How many PPP loans can I apply for?

You can receive one PPP loan only. All applications must be processed by June 30, 2020. Loans are first come, first serve. To start the PPP Borrower Application Form, click HERE

What is the term of the loan?

The term of the loan will be 2 years with no prepayment penalties or fees. Loan payments will be deferred for 6 months; though interest will accrue over this period. 

What is the interest rate?

1.00% fixed interest rate.

Do I need to pledge any collateral for this loan?

No. No collateral is required.

Do I need to personally guarantee this loan?

No. There is no personal guarantee requirement.

Will these loans be forgiven?

Funds are provided in the form of loans that will be fully forgiven when used for payroll costs, interest on mortgages, rent, and utilities (no more than 25% will be forgiven in non-payroll costs). For a sole proprietor or independent contractor; wages, commissions, income, or net earnings from self-employment, capped at $100,000 on an annualized basis for each employee. Payroll costs will be capped at $100,000 annualized for each employee.

What should I use this loan for?

Given the loan terms, the Paycheck Protection Program could potentially be the cheapest option for many small businesses. It is important to note that any non-payroll expenses will not be forgiven and must be repaid in 2 years. If funds will be used to make large purchases (i.e. inventory) and would be impossible to pay back in two years, the Economic Injury Disaster Loan might be a better fit for your needs, which can provide up to a 30 year term. 

Can I apply for both the PPP and the Economic Injury Disaster Loan?

Yes, you are allowed to apply and possibly receive both the PPP and Economic Injury Disaster Loan. These programs serve different purposes and are meant to compliment each other. You may wish to apply for both if, in additional to payroll, you have other large expenses that might be difficult to repay in two years. 

For further details on the Paycheck Protection Program, please click HERE.

Economic Injury Disaster Loans

Who can apply?

Small businesses, small agricultural cooperatives, small businesses engaged in aquaculture, and most private and non-profit organizations of all sizes.

When can I apply?

The application window is currently open for eligible organizations to apply for an Economic Injury Disaster Loan . To apply, please click HERE.

For further details on Economic Injury Disaster Loans, please click HERE.

How large can my loan be?

The law limits the loans to $2 million for alleviating economic injury caused by the disaster. The actual amount of each loan is limited to the economic injury determined by SBA.

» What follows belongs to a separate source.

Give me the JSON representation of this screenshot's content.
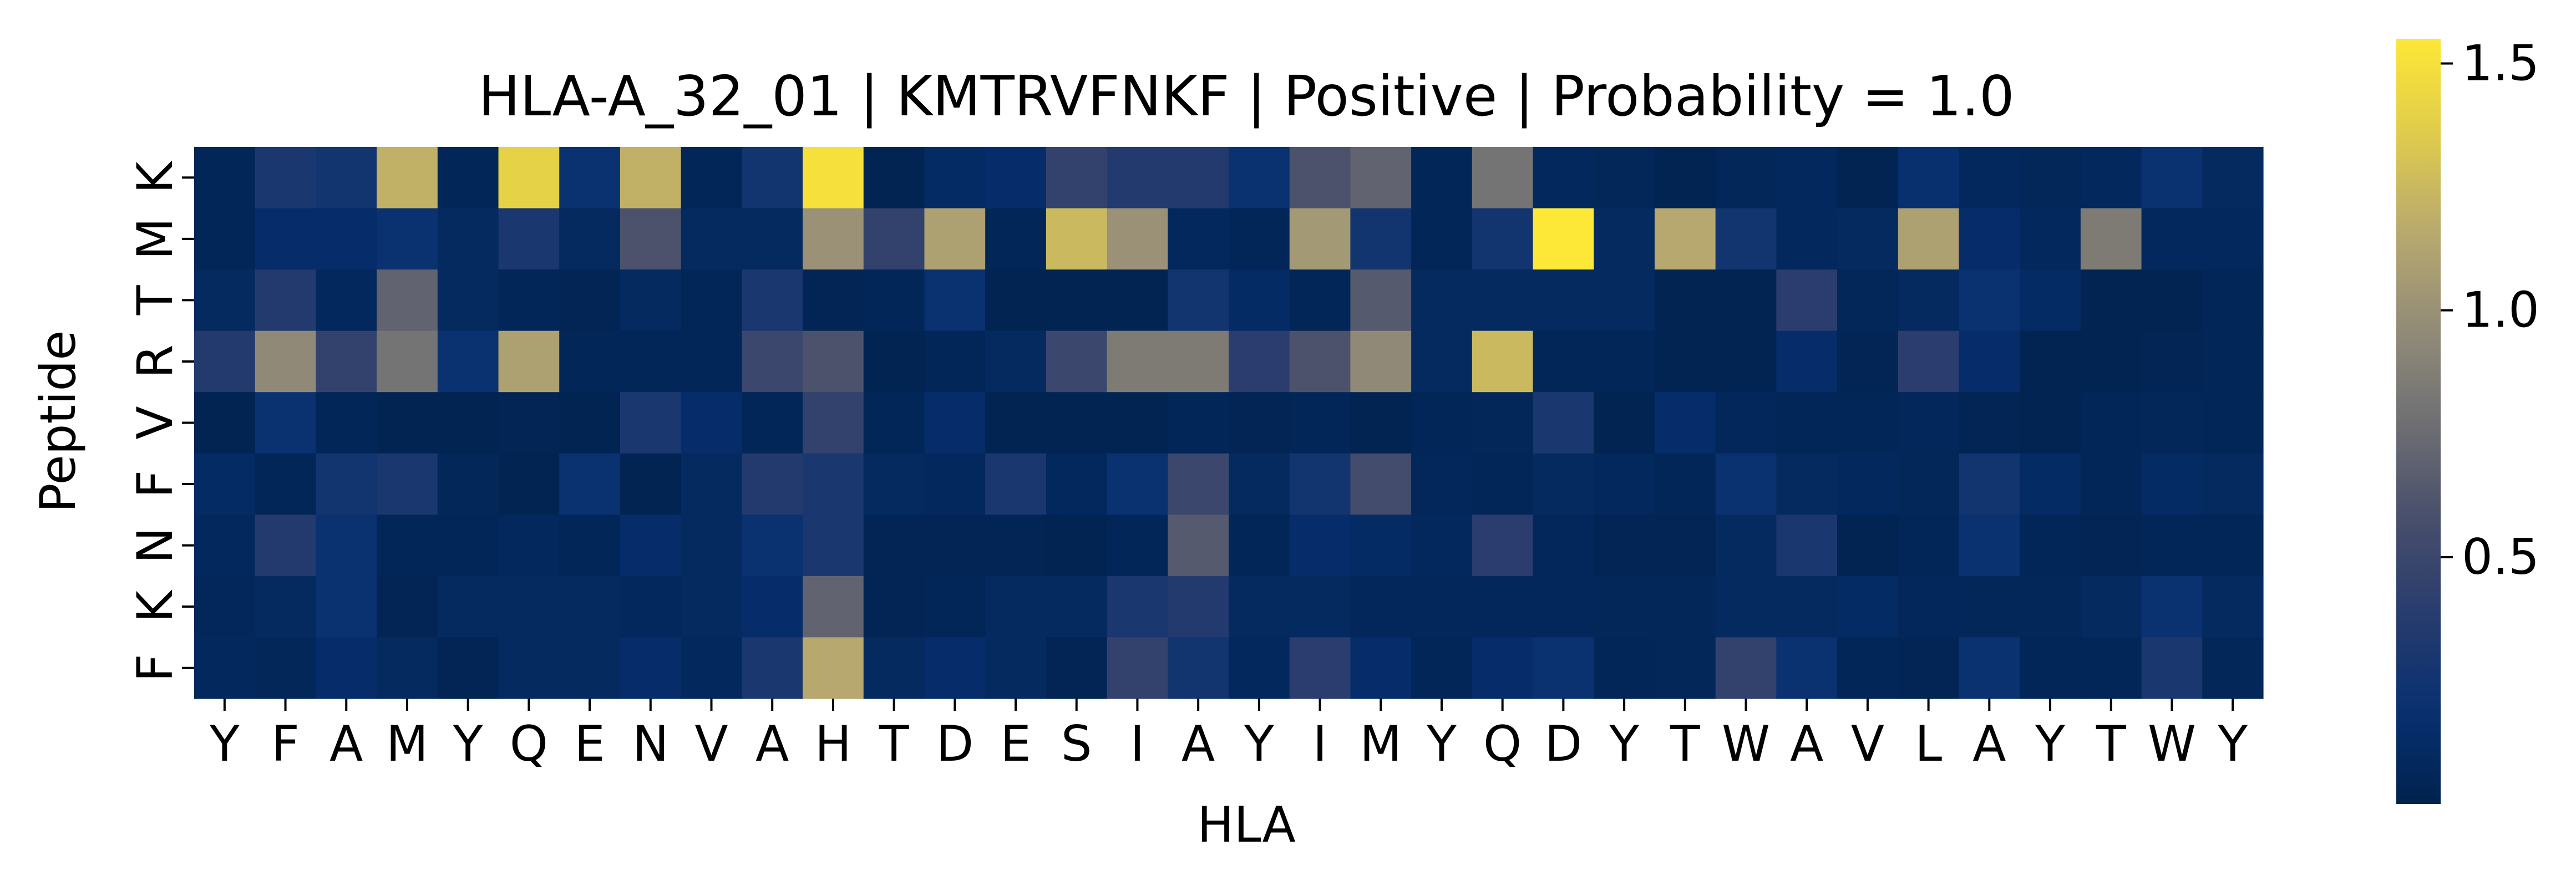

What is the term of the loan?

The law authorizes loan terms up to a maximum of 30 years. SBA will determine an appropriate installment payment based on the financial condition of each borrower, which in turn will determine the loan term.

What is the interest rate?

3.75% for small businesses and 2.75% interest for non-profits.

Do I need to pledge any collateral for this loan?

Yes. The SBA takes real estate as collateral when it’s available. SBA will not decline a loan for lack of collateral, but SBA will require the borrower to pledge collateral that is available.

Do I need to personally guarantee this loan?

No. Though to protect each borrower and the agency, SBA may require you to obtain and maintain appropriate insurance.

Will these loans be forgiven?

No. The Economic Injury Disaster Loans will need to be repaid in full plus interest.

What should I use this loan for?

Given the loan terms, the Paycheck Protection Program could potentially be the cheapest option for many businesses. It’s important to note that any non-payroll expenses will not be forgiven and must be repaid in 2 years. If funds will be used to make large purchases (i.e. inventory) and would be impossible to pay back in two years, the Economic Injury Disaster Loan might be a better fit for your needs, which can provide up to a 30 years term.

Can I apply for both the PPP and the Economic Injury Disaster Loan?

Yes, you are allowed to apply and possibly receive both the PPP and Economic Injury Disaster Loan. These programs serve different purposes and are meant to compliment each other. You may wish to apply for both if, in additional to payroll, you have other large expenses that might be difficult to repay in two years.